Il coniuge non è lavoratore subordinato se è presente in azienda sporadicamente

di Valeria Zeppilli

Tra persone che sono legate tra loro da un vincolo di parentela o di affinità, la prestazione lavorativa si intende di norma resa affectionis vel benevolentiae causa, ovverosia per motivi di affetto e benevolenza. Per tale ragione, la stessa si presume gratuita fino a prova contraria.
Più precisamente, tale presunzione di gratuità, come ribadito di recente dalla Corte di Cassazione (sezione lavoro, 30 settembre 2020, n. 20904), può essere superata solo in presenza di una prova rigorosa degli elementi tipici della subordinazione.
Così, ad esempio, per affermare che la coniuge di un associato presta la propria opera in favore dell'impresa dell'associante occorre dimostrare, tra le altre cose, l'assoggettamento al potere direttivo-organizzativo altrui e l'onerosità della prestazione stessa. La presenza occasionale in azienda, a tal fine, non basta.
Se, quindi, la moglie è presente sul luogo di lavoro in maniera sporadica e i suoi interventi non sono né continuativi né significativi, la stessa non può essere considerata lavoratrice subordinata.

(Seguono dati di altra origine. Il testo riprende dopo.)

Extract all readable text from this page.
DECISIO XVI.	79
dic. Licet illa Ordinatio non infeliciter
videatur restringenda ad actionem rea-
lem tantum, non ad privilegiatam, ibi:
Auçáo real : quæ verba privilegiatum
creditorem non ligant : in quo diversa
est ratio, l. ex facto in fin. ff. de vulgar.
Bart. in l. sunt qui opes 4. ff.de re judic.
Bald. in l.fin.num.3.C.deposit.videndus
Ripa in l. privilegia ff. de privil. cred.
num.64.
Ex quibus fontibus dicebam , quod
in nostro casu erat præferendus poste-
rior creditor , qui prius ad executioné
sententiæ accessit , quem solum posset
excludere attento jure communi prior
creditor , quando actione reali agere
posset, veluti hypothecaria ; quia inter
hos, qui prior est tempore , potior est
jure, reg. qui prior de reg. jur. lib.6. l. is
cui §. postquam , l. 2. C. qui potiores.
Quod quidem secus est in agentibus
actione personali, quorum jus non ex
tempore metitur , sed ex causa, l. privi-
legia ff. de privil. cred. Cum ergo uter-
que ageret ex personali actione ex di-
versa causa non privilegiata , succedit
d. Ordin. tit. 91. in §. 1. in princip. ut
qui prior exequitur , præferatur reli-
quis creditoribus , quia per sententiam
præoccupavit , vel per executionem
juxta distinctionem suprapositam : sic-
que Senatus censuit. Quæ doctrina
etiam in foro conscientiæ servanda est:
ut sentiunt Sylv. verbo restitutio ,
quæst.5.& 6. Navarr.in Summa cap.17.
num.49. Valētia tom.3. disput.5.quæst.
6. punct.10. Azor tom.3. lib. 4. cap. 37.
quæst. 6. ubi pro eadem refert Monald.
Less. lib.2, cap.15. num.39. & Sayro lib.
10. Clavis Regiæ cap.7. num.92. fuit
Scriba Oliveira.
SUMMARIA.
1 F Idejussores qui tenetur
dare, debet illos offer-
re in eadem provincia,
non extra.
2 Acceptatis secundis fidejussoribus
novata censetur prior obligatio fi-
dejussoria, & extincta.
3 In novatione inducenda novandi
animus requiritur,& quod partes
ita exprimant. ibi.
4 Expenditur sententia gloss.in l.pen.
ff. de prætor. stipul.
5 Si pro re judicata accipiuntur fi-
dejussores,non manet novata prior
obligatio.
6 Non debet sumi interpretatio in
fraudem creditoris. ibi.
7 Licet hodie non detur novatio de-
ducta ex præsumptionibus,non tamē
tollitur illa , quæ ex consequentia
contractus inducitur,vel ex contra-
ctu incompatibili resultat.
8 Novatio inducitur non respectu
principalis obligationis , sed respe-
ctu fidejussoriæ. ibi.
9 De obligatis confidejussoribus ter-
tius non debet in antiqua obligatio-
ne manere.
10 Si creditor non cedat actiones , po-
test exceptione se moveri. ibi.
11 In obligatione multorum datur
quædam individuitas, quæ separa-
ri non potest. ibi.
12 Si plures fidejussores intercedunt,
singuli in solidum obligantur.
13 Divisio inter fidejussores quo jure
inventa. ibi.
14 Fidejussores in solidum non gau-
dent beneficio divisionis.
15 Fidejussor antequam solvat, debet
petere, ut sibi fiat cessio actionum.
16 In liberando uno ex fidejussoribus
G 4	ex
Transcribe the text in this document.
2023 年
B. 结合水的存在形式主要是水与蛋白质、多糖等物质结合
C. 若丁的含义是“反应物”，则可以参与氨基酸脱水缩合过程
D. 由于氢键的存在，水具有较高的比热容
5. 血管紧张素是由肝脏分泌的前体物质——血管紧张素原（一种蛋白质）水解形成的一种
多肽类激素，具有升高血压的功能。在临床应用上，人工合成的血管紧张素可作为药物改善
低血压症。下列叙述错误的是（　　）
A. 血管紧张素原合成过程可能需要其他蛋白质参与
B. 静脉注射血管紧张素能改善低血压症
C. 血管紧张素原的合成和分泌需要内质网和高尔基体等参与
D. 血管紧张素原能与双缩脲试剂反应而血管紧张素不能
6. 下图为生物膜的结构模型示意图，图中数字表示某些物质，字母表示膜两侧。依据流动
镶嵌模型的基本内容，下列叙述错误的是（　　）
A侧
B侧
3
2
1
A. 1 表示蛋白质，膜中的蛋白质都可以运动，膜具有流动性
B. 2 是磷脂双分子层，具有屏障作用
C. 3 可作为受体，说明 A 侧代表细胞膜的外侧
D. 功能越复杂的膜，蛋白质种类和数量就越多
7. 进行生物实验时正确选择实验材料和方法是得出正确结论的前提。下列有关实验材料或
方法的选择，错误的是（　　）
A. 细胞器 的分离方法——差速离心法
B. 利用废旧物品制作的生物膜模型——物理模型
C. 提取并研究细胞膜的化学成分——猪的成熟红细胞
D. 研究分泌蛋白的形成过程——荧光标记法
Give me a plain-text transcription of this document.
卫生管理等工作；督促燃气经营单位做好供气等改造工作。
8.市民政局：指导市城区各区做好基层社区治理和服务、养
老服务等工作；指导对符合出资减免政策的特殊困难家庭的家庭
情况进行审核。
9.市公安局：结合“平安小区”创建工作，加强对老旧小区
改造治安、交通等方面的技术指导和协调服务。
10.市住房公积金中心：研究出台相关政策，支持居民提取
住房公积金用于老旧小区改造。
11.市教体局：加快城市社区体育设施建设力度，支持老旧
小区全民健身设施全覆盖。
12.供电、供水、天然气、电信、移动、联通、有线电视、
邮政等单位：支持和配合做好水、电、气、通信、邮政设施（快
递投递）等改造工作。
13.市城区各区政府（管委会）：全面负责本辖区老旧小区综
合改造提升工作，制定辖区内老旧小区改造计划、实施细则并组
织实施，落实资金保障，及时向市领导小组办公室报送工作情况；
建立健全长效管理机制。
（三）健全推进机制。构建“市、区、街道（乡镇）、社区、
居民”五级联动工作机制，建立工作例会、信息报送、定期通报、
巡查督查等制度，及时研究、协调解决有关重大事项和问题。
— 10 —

Per comprendere meglio il principio, basti pensare alla vicenda, emblematica, oggetto della recente pronuncia della Corte di cassazione: a essere in contestazione era la natura dell'attività resa da una donna, che chiedeva il riconoscimento del vincolo della subordinazione per aver prestato la propria opera nei negozi di proprietà della nipote del marito e nella cui gestione quest'ultimo era associato in partecipazione.
Nel corso dell'istruttoria, tuttavia, non era emerso alcun elemento tale da provare la sussistenza del vincolo della subordinazione. Anzi: le risultanze del giudizio avevano dimostrato che l'attività della ricorrente si inseriva a pieno in un rapporto di collaborazione familiare e che era anche ascrivibile al disposto dell'articolo 230-bis del codice civile, che regola l'impresa familiare.
La presenza della moglie dell'associato nei negozi da questo gestiti, infatti, era solo saltuaria e gli interventi di supervisione posti in essere dalla donna non erano qualificabili come pregnanti né tanto meno continuativi.
Tali elementi sono stati giudicati dal giudice del merito perfettamente coerenti con la devoluzione dell'attività dell'associante allo zio associato, in conformità agli accordi intervenuti, e tali da non riuscire a dimostrare da soli la sussistenza di un rapporto di subordinazione.
Rapporto di subordinazione che quindi è stato negato, con avallo da parte della Corte di cassazione.